Nous voyons que les ouvriers paient en impôts indirects 7 copecks par rouble, et les capitalistes un tiers de copeck. Les ouvriers paient proportionnellement 20 fois plus que les capitalistes. Telle est la « règle » (une règle bien déréglée) que le système des impôts indirects crée inévitablement dans tous les pays capitalistes.

Si les capitalistes payaient un pourcentage de leur revenu identique à celui que paient les ouvriers, ce n’est pas 19 mais 385 millions de dollars d’impôts qui devraient être perçus sur les capitalistes. (...)

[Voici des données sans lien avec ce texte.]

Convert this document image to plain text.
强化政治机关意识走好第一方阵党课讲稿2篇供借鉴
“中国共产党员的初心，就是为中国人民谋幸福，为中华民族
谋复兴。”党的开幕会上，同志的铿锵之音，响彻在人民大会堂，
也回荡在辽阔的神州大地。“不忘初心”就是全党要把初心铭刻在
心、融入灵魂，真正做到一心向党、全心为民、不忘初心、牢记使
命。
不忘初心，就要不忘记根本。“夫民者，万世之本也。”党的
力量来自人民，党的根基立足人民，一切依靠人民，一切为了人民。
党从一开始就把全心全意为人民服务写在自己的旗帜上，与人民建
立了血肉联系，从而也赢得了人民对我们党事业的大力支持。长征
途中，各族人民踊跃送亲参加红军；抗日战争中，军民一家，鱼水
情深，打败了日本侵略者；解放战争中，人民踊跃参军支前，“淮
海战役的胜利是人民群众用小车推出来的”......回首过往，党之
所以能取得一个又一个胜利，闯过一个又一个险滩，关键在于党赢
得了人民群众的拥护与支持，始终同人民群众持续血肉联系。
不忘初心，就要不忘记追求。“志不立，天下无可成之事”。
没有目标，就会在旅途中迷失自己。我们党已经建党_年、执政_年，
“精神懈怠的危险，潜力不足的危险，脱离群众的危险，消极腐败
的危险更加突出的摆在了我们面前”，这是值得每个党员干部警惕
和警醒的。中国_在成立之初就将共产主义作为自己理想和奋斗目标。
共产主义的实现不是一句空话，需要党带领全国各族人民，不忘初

Nous voyons donc que la revendication des social-démocrates : suppression complète de tous les impôts indirects, remplacés par un impôt progressif sur le revenu qui soit une réalité et non une amusette, est pleinement réalisable. Une telle mesure, sans toucher aux fondements du capitalisme, apporterait un soulagement immense et immédiat aux 9/10èmes de la population ; en outre, elle donnerait une impulsion gigantesque au développement des forces productives de la société, puisque le marché intérieur se trouverait élargi, et l’Etat débarrassé des contraintes absurdes imposées à la vie économique pour la perception des impôts indirects.